Review by Gerry Fitzgerald

During the twentieth century, from the Turks’ massacre of Armenians in 1915 through the Serbians’ slaughter of Bosnian and Albanian Muslims during the 1990s, more than 100 million victims died in mass killings around the world. That was more than five times the nineteenth-century number and more than ten times that of the eighteenth.

In Becoming Evil: How Ordinary People Commit Genocide and Mass Killing, social psychologist James Waller cites two factors in accounting for genocide’s twentieth-century explosion: one has been exponential population growth and the other scarcity of resources. Helpfully, he also develops a theoretical framework for social scientists and others to begin explaining how everyday citizens become involved in mass killing, based on the work of many scholars since World War II. These studies considered such factors as xenophobia and the desire for social dominance; the willingness to obey authority even when causing others physical pain—such as in a military organization; how some groups can create a “culture of cruelty,” in which initially reluctant individuals ultimately commit heinous acts; and, finally, how a perpetrator learns to see his victim as a less-than-human “other,” so that, in some cases, the victim is even blamed for his or her death.

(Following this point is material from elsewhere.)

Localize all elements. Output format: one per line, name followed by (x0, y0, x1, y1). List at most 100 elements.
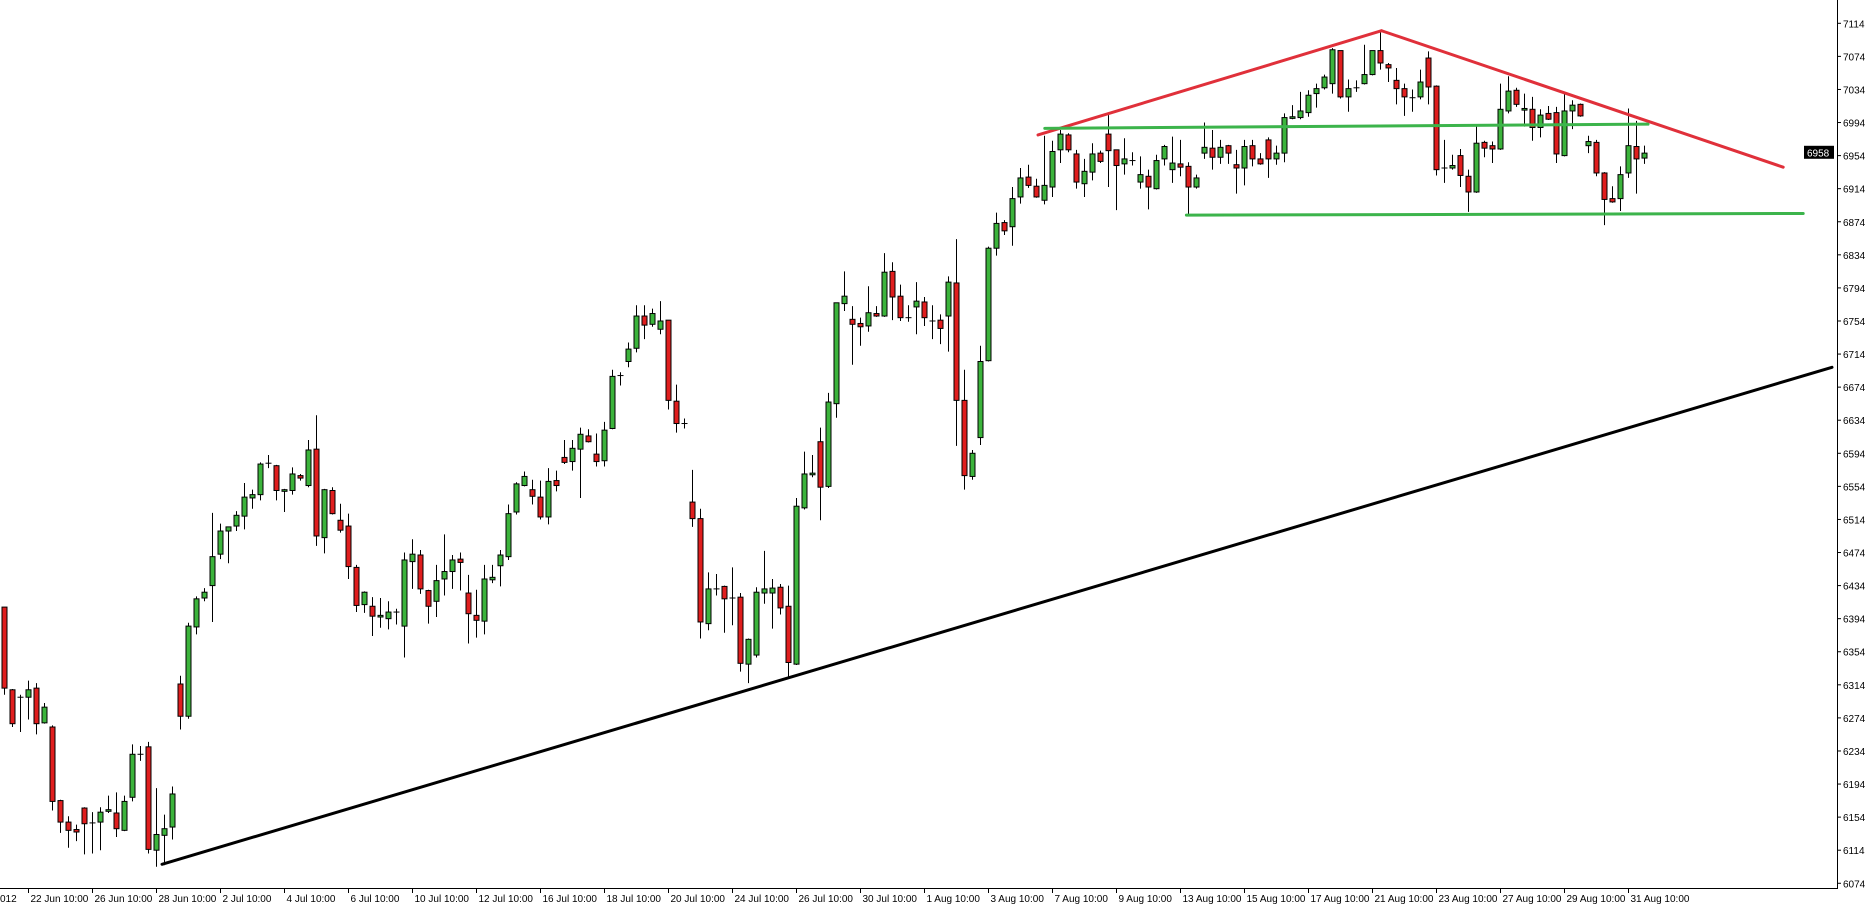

Waller was working on final revisions of the book on September 11, 2001, when about 2,830 defenseless victims died in the terrorist attacks now attributed to Osama bin Laden. “This is an example of terrorism ‘from below,’ that is, violence motivated by grievances against, or ideologies opposed to, an existing state. Generally, however, it is terrorism ‘from above’—state-directed terrorism imposed on its own citizens that is the larger contributor to human suffering.”

Waller writes that the greatest catastrophes occur when the distinctions between war and crime fade; when there is “a dissolution of the boundaries between military and criminal conduct, between civility and barbarity; and when political, social or religious groups embrace collective violence against a defenseless victim group as warfare or, perhaps worse yet, as ‘progress.’ Such acts are human evil writ large.”